Clinical significance of device-related complications in clinical trials and implications for future trials: insights from the Antiarrhytmics Versus Implantable Defibrillators (AVID) trial.

Abstract

Implantation of transvenous implantable cardioverter-defibrillators (ICDs) utilizing a non-thoracotomy approach has become routine therapy for survivors of life-threatening tachyarrhythmias. In the Antiarrhythmics versus Implantable Defibrillator (AVID) Trial, we sought to identify and prospectively characterize the frequency of lead and ICD-related complications. Between June 1, 1993, and April 7, 1997, 539 patients received non-thoracotomy ICDs. A total of 62 first complications occurred.
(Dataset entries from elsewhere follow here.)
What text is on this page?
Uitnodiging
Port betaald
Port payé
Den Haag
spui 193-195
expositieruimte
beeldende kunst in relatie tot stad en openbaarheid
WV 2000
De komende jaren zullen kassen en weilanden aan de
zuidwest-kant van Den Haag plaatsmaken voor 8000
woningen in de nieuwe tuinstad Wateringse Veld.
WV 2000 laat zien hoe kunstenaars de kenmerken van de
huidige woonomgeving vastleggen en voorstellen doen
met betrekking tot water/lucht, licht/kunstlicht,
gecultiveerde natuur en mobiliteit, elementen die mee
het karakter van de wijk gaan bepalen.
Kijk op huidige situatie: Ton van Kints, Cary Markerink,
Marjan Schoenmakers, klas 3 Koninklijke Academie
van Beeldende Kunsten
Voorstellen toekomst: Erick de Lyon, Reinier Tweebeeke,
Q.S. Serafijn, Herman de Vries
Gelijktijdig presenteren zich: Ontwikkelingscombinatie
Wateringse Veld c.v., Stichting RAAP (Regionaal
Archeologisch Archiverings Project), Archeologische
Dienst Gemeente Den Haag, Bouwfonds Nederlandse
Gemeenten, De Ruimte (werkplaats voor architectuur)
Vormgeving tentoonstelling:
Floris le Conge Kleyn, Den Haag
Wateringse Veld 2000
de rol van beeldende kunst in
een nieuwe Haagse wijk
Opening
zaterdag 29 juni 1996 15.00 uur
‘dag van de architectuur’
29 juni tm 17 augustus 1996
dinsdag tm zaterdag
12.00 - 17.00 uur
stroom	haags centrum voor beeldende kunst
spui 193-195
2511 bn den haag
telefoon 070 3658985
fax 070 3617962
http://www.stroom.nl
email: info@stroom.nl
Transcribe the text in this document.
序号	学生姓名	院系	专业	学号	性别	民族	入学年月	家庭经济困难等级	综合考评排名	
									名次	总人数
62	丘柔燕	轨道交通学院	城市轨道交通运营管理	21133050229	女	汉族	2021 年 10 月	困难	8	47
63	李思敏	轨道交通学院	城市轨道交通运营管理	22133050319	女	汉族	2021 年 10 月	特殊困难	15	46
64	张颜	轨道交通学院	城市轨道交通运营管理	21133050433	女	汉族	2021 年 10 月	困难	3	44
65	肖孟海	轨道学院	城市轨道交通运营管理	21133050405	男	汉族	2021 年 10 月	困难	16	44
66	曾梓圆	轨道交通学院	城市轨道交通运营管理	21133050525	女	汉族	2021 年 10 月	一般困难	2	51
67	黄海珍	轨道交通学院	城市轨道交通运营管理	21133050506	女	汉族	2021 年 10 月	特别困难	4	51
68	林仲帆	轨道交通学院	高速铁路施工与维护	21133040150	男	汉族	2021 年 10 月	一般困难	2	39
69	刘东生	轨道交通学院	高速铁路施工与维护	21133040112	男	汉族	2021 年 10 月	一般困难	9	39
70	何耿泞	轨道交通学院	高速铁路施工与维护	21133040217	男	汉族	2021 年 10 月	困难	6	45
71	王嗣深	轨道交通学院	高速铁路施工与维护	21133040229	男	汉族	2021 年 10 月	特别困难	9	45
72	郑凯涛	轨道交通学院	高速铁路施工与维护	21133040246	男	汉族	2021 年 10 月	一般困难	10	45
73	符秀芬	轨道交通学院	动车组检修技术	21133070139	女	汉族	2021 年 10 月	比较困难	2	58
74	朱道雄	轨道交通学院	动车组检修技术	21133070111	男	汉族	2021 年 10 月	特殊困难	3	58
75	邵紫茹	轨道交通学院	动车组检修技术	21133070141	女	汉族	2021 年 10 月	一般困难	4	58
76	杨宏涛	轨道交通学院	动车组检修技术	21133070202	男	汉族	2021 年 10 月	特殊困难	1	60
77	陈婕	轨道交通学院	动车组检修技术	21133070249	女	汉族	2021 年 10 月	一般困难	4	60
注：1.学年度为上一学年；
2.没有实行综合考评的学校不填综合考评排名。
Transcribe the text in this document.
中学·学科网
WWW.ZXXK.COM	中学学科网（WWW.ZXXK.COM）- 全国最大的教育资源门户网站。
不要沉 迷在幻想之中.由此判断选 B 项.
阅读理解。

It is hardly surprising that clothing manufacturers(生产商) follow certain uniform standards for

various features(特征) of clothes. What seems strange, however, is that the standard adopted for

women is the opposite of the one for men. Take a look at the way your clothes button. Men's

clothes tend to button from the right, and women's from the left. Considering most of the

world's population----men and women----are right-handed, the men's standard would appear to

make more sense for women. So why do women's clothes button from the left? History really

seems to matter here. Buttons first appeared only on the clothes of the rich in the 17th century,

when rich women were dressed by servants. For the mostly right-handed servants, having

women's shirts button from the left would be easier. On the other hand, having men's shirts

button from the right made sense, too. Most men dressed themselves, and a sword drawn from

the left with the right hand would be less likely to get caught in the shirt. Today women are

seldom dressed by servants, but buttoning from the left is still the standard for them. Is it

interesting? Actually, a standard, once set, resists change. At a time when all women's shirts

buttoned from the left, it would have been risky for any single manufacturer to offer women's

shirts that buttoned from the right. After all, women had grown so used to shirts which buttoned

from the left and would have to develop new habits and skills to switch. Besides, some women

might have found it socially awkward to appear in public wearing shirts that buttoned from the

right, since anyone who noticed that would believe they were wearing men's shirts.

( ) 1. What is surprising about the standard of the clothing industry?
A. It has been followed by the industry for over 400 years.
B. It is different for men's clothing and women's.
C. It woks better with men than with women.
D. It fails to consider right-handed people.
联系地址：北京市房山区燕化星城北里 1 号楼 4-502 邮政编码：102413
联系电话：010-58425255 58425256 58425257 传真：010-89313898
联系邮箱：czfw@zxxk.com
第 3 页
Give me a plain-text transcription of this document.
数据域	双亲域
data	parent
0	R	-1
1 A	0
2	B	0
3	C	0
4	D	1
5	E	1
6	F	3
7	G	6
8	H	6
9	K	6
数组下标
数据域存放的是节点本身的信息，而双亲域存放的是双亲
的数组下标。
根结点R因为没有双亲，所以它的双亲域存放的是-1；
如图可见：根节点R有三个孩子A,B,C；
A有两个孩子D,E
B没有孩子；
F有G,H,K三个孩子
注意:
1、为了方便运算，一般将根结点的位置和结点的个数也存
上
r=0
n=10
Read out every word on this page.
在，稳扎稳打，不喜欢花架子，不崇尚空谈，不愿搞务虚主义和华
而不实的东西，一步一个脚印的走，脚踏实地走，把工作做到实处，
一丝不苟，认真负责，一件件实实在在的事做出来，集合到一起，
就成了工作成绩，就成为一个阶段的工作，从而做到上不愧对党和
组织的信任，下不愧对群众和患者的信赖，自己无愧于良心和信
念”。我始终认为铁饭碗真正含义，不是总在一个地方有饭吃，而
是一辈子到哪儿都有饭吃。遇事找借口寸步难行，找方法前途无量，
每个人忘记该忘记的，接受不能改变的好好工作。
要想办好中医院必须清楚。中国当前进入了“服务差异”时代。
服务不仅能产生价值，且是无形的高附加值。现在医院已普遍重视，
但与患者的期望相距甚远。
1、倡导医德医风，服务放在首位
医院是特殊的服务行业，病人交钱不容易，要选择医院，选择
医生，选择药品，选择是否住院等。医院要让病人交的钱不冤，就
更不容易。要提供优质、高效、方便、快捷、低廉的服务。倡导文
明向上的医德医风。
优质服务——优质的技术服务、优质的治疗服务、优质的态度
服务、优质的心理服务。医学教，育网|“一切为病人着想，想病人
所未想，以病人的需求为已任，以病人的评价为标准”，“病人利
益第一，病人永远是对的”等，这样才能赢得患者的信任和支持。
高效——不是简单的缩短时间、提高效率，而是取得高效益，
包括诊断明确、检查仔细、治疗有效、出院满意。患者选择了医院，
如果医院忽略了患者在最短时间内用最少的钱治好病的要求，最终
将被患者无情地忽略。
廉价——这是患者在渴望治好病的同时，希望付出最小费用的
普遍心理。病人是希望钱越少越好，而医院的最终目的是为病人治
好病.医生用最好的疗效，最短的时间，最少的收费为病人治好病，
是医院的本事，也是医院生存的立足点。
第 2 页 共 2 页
The subclavian route of insertion resulted in more complications than the cephalic vein route, 46 of 339 (14%) versus 6 of 135 (4%), p =.005 as did the abdominal versus pectoral generator site; 31 of 238 (13%) versus 17 of 291 (6%), p <.02. Most dislodgements and system infections tended to occur in the 3 months following implantation, whereas lead fractures continued to occur throughout follow-up. Failure to use peri-operative antibiotics was a predictor of system infection (p =.001). These data suggest that cephalic vein access and pectoral generator site may result in fewer complications. Although implantation techniques and generator technology continue to evolve, the continued occurrence of lead fractures and the need for premature system revision supports the practice of close routine ICD system surveillance.